Ravenswood Investment Company owns 10,000 shares of Winmill & Co. stock. Winmill is not a reporting company under the federal securities laws. It last released financial information in February 2010, when it announced results for the nine months ending September 30, 2009. Its stock trades on the over the counter market.
In September 2011, Ravenswood demanded to inspect Winmill’s books and records, including, among other things, its quarterly and annual financial statements for the previous two years and all subsequent periods until Winmill complied with the inspection demand.

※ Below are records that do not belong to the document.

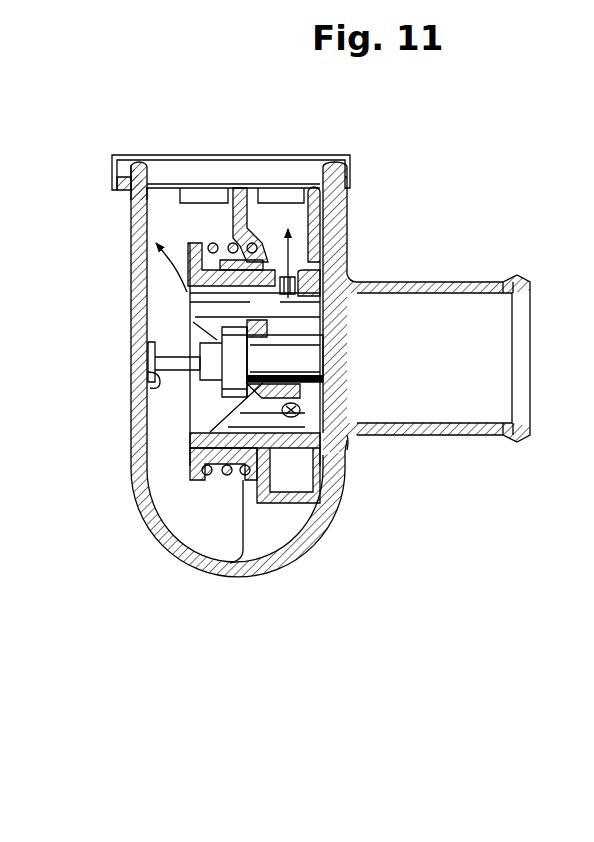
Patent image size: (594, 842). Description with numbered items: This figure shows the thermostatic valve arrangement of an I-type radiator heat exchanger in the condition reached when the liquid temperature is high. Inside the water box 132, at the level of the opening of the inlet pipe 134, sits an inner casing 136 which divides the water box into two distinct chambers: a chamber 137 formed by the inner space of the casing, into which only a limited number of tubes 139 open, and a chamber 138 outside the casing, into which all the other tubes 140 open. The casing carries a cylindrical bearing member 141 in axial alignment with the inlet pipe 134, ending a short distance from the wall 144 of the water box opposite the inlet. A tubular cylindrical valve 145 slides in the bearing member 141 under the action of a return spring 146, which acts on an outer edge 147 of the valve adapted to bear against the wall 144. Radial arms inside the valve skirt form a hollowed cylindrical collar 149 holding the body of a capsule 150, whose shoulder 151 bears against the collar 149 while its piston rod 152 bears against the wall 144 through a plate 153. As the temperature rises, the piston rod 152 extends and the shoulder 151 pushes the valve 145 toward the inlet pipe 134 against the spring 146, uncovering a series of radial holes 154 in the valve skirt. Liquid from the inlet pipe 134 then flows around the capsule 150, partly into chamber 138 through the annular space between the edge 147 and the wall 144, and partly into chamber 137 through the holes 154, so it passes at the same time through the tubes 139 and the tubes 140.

The water box 132 is at (167, 556).
The inlet pipe 134 is at (440, 283).
The inner casing 136 is at (292, 506).
The chamber 137 is at (312, 212).
The chamber 138 is at (158, 199).
The tubes 139 is at (276, 194).
The tubes 140 is at (205, 194).
The cylindrical bearing member 141 is at (205, 462).
The wall 144 is at (137, 245).
The tubular cylindrical valve 145 is at (200, 421).
The return spring 146 is at (227, 476).
The outer edge 147 is at (178, 248).
The hollowed cylindrical collar 149 is at (273, 295).
The capsule 150 is at (318, 354).
The shoulder 151 is at (222, 385).
The piston rod 152 is at (151, 342).
The plate 153 is at (148, 380).
The radial holes 154 is at (300, 410).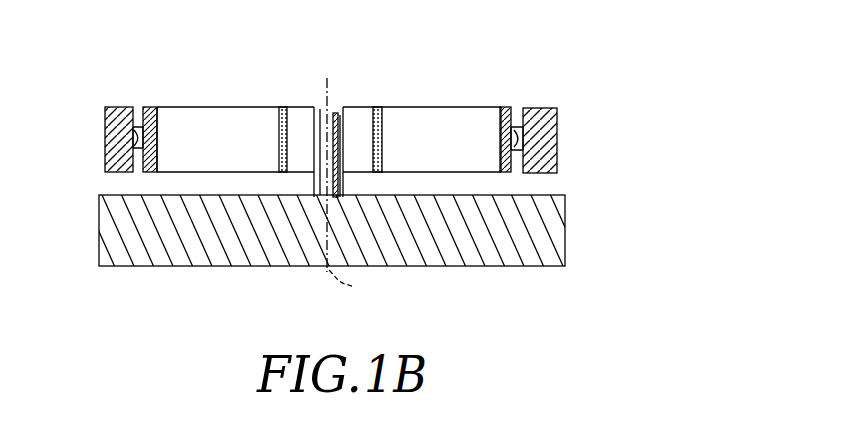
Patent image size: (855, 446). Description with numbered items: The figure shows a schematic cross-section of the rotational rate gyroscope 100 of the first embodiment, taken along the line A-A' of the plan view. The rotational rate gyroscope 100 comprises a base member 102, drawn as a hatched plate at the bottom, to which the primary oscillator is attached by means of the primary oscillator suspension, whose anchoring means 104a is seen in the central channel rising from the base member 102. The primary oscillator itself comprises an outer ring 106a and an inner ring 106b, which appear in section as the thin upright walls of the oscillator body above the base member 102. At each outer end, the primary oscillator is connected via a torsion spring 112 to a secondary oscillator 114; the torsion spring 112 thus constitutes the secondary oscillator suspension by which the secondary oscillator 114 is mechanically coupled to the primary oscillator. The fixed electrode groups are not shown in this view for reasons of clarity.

Winmill provided Ravenswood access to most of the requested books and records, but denied Ravenswood access to its financial statements unless Ravenswood promised, as part of a confidentiality agreement, not to trade in Winmill stock until the sooner of (a) three business days after the financial information becomes public or (b) one year from the date Ravenswood received the documents. Winmill’s proposal also provided for an exception to the trading restriction for trades with a “sophisticated person” who had received the nonpublic documents.
In late 2011, Ravenswood brought an action in the Court of Chancery seeking, among other things, an order allowing it access to Winmill’s financial statements without agreeing to a trading restriction. Ravenswood’s stated purpose for the inspection was to value its Winmill stock. Winmill’s position was that the trading restriction was necessary for Winmill to avoid potential “tipper” liability under federal securities laws.
Describing the issue as “an apparently novel legal question,” the Court of Chancery held that Delaware law does not permit Winmill to condition Ravenswood’s right to inspect on agreeing to a trading restriction. The Court noted the “fundamental stockholder right” to access information necessary to value stock, and highlighted that Winmill had not identified any Delaware authority endorsing the use of a trading restriction to protect the corporation from “tipper” liability. The Court dismissed as “unsupported speculation” Winmill’s concern that Ravenswood would unlawfully trade based on non-public information. From a pragmatic perspective, the Court noted that because Winmill’s stock was thinly traded, inspection of the financial statements may be the only practical means for Ravenswood to value its stock. The Court further observed that a potential yearlong trading restriction could defeat the purpose of valuing stock, which is to permit a stockholder to make informed decisions about investment strategy.